Saturday, November 25, 2006 1:39 PM
by
dodyg
Featurities
"The more choices you give people, the harder it is for them to
choose, and the unhappier they'll feel. See, for example, Barry
Schwartz's book, The Paradox of Choice.
Let me quote from the Publishers Weekly review: “Schwartz, drawing
extensively on his own work in the social sciences, shows that a
bewildering array of choices floods our exhausted brains, ultimately
restricting instead of freeing us. We normally assume in America that
more options ('easy fit' or 'relaxed fit'?) will make us happier, but
Schwartz shows the opposite is true, arguing that having all these
choices actually goes so far as to erode our psychological well-being.”
The fact that you have to choose between nine different ways of turning off your computer every time just on the start menu,
not to mention the choice of hitting the physical on/off button or
closing the laptop lid, produces just a little bit of unhappiness every
time." (Joel On Software)
More = Better is a common trap that development team find themselves in. Yeah,
we got more features dude.
More features = Higher Learning Curve = Higher Demand of Decision Making.

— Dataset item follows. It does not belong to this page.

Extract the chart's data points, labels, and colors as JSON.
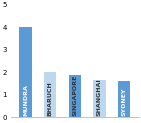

There is always a limitation in your software, regardless of how many variations of a feature you have implemented. So what you need to do is to make it simpler to use by
providing smaller set of choices that people need to make.
There's a Zen anecdote about this type of pattern. Two soldiers were running away from the battlefield. One ran for 10K and the other ran for 20K away. Who is more cowards?
They are both cowards, it doesn't matter that the latter ran further than the former.
The lesson of the story is this, once the essence of the action already decided, the optimization and variance don't really matter.